Nelson, who played drums in the marching band at the time, decided there needed to be a mascot that traveled with the cheerleaders and band.

Finding a mascot costume was challenging, so Nelson began working on a homemade one with help from his mom.

Cocky and mascot Sir Big Spur in 1980.
Cocky and mascot Sir Big Spur in 1980.

Nelson said the very first Cocky was “basically a jumpsuit” constructed from various fabrics with a big, yellow bill. The suit was completed by fabric feathers constructing the wings, rubber gloves sewed onto tennis shoes to replicate chicken feet and a black, velvet cape. Nelson said he cherishes the moments he had interacting with other mascots.

This first version of South Carolina's mascot can occasionally be found in its former glory on display at the McKissick Museum.

A few years later, in the late 1970s, Sir Big Spur was officially introduced.

Big Spur was a taller, stiffer version of a mascot that led the university’s athletics with an intimidating aura until 1980, when Big Spur’s "son," Cocky, stepped in and took over.

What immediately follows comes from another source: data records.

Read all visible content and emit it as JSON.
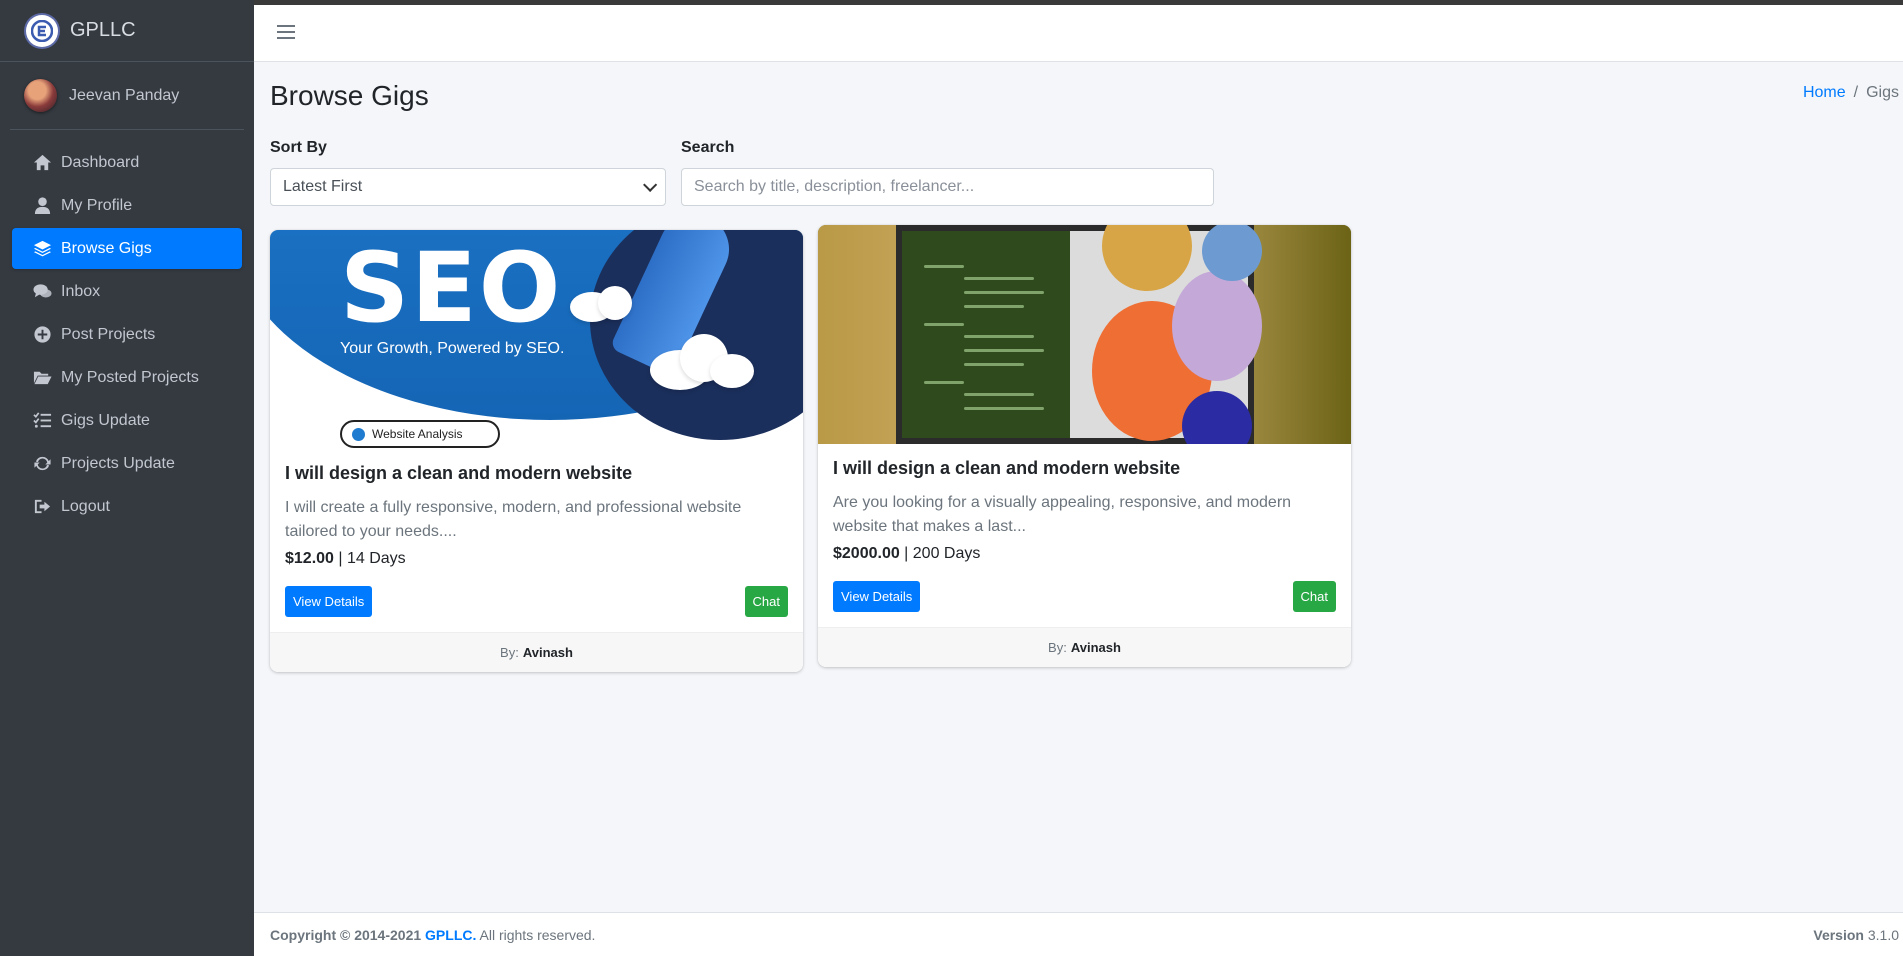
{
  "app": {
    "brand": "GPLLC"
  },
  "user": {
    "name": "Jeevan Panday"
  },
  "sidebar": {
    "items": [
      {
        "label": "Dashboard",
        "icon": "home-icon",
        "active": false
      },
      {
        "label": "My Profile",
        "icon": "user-icon",
        "active": false
      },
      {
        "label": "Browse Gigs",
        "icon": "layers-icon",
        "active": true
      },
      {
        "label": "Inbox",
        "icon": "comments-icon",
        "active": false
      },
      {
        "label": "Post Projects",
        "icon": "plus-circle-icon",
        "active": false
      },
      {
        "label": "My Posted Projects",
        "icon": "folder-open-icon",
        "active": false
      },
      {
        "label": "Gigs Update",
        "icon": "tasks-icon",
        "active": false
      },
      {
        "label": "Projects Update",
        "icon": "sync-icon",
        "active": false
      },
      {
        "label": "Logout",
        "icon": "logout-icon",
        "active": false
      }
    ]
  },
  "page": {
    "title": "Browse Gigs",
    "breadcrumb": {
      "home": "Home",
      "separator": "/",
      "current": "Gigs"
    }
  },
  "filters": {
    "sort_label": "Sort By",
    "sort_value": "Latest First",
    "search_label": "Search",
    "search_placeholder": "Search by title, description, freelancer..."
  },
  "gigs": [
    {
      "title": "I will design a clean and modern website",
      "description": "I will create a fully responsive, modern, and professional website tailored to your needs....",
      "price": "$12.00",
      "duration": "14 Days",
      "view_label": "View Details",
      "chat_label": "Chat",
      "by_label": "By:",
      "author": "Avinash",
      "image": {
        "headline": "SEO",
        "tagline": "Your Growth, Powered by SEO.",
        "badge": "Website Analysis"
      }
    },
    {
      "title": "I will design a clean and modern website",
      "description": "Are you looking for a visually appealing, responsive, and modern website that makes a last...",
      "price": "$2000.00",
      "duration": "200 Days",
      "view_label": "View Details",
      "chat_label": "Chat",
      "by_label": "By:",
      "author": "Avinash"
    }
  ],
  "footer": {
    "copyright": "Copyright © 2014-2021",
    "brand": "GPLLC.",
    "rights": "All rights reserved.",
    "version_label": "Version",
    "version": "3.1.0"
  },
  "colors": {
    "primary": "#007bff",
    "success": "#28a745",
    "sidebar": "#343a40"
  }
}
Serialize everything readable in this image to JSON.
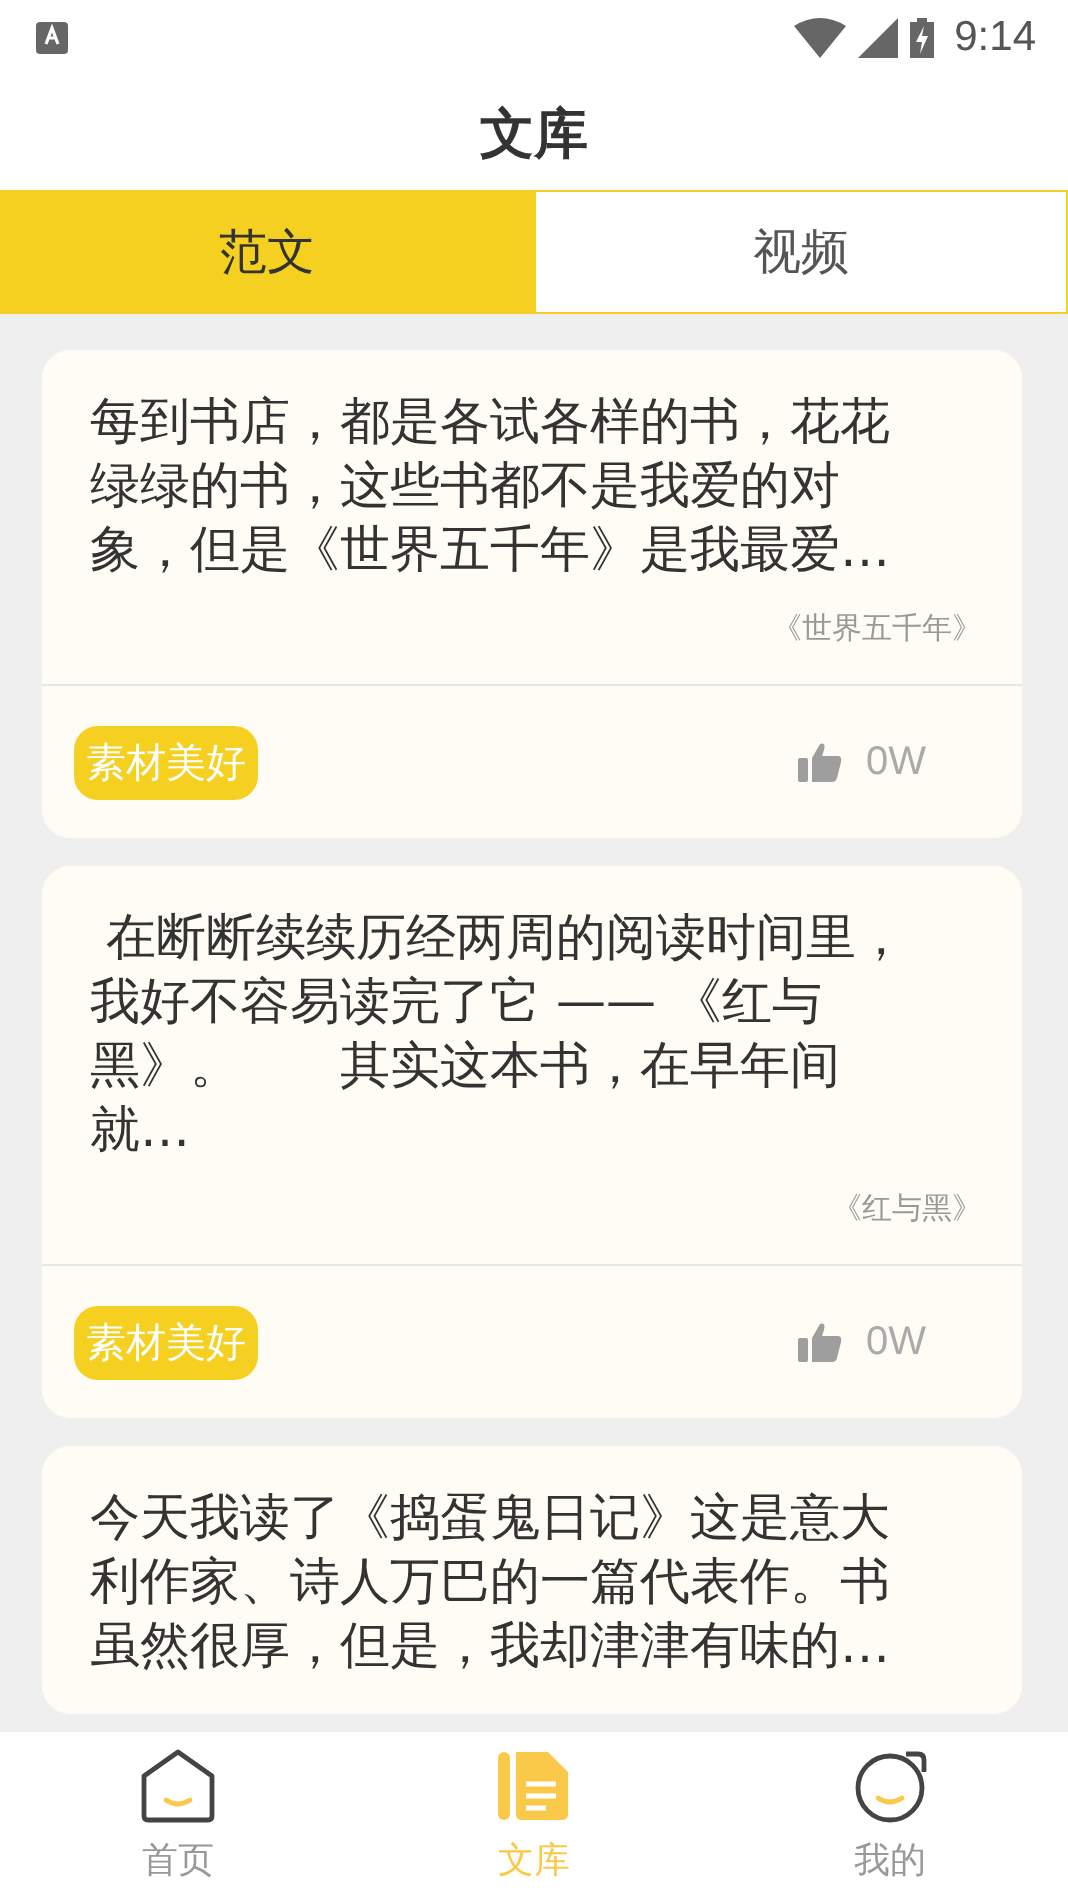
{
  "status_bar": {
    "time": "9:14"
  },
  "header": {
    "title": "文库"
  },
  "tabs": [
    {
      "label": "范文",
      "selected": true
    },
    {
      "label": "视频",
      "selected": false
    }
  ],
  "articles": [
    {
      "excerpt": "每到书店，都是各试各样的书，花花绿绿的书，这些书都不是我爱的对象，但是《世界五千年》是我最爱…",
      "source": "《世界五千年》",
      "tag": "素材美好",
      "likes": "0W"
    },
    {
      "excerpt": " 在断断续续历经两周的阅读时间里，我好不容易读完了它 —— 《红与黑》。　　其实这本书，在早年间就…",
      "source": "《红与黑》",
      "tag": "素材美好",
      "likes": "0W"
    },
    {
      "excerpt": "今天我读了《捣蛋鬼日记》这是意大利作家、诗人万巴的一篇代表作。书虽然很厚，但是，我却津津有味的…"
    }
  ],
  "bottom_nav": [
    {
      "label": "首页",
      "kind": "home",
      "selected": false
    },
    {
      "label": "文库",
      "kind": "library",
      "selected": true
    },
    {
      "label": "我的",
      "kind": "profile",
      "selected": false
    }
  ]
}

“He was more in line with the other mascots you’d see that could, you know, interact with the crowd a little more, move around a little better – kind of joke around,” university archivist Elizabeth West said.

The change from Big Spur to Cocky was not welcomed at the time, though, because of the softer and kinder appearance that contrasted Big Spur's powerful demeanor.

Despite the mascot's rocky start, Cocky’s popularity eventually increased with every game, and his friendly personality began to stand out. 

West said Cocky garnered a lot of warm feelings for the university from his interactions with kids and others, being the welcoming feature of the culture here today.

Throughout the years, Cocky has changed, as he became more involved in university and community functions, more versatile and has gained immense support from fans all over.

“Even people that don’t really know much about Gamecock Athletics know who Cocky is," said Jim Blakely, alumnus from the class of 1990 and former athletic trainer with the football team.

Blakely traveled with the football team during his time at USC and remembers the person in the Cocky suit having to be taped up before each game. 

The mascot Cocky on the football field in the 1980s.
The mascot Cocky on the football field in the 1980s.

"It was just kind of cool. People knew who Cocky was and didn't know who the Gamecocks were," Blakely said. 

This garnet and black rooster continues to connect students and community members beyond the state of South Carolina, and Nelson said he appreciates the continuation of his legacy for the community. 

“If I did start something, there’s just been a continuation of mascots, and Cocky, as we know him now, is just the latest iteration," Nelson said.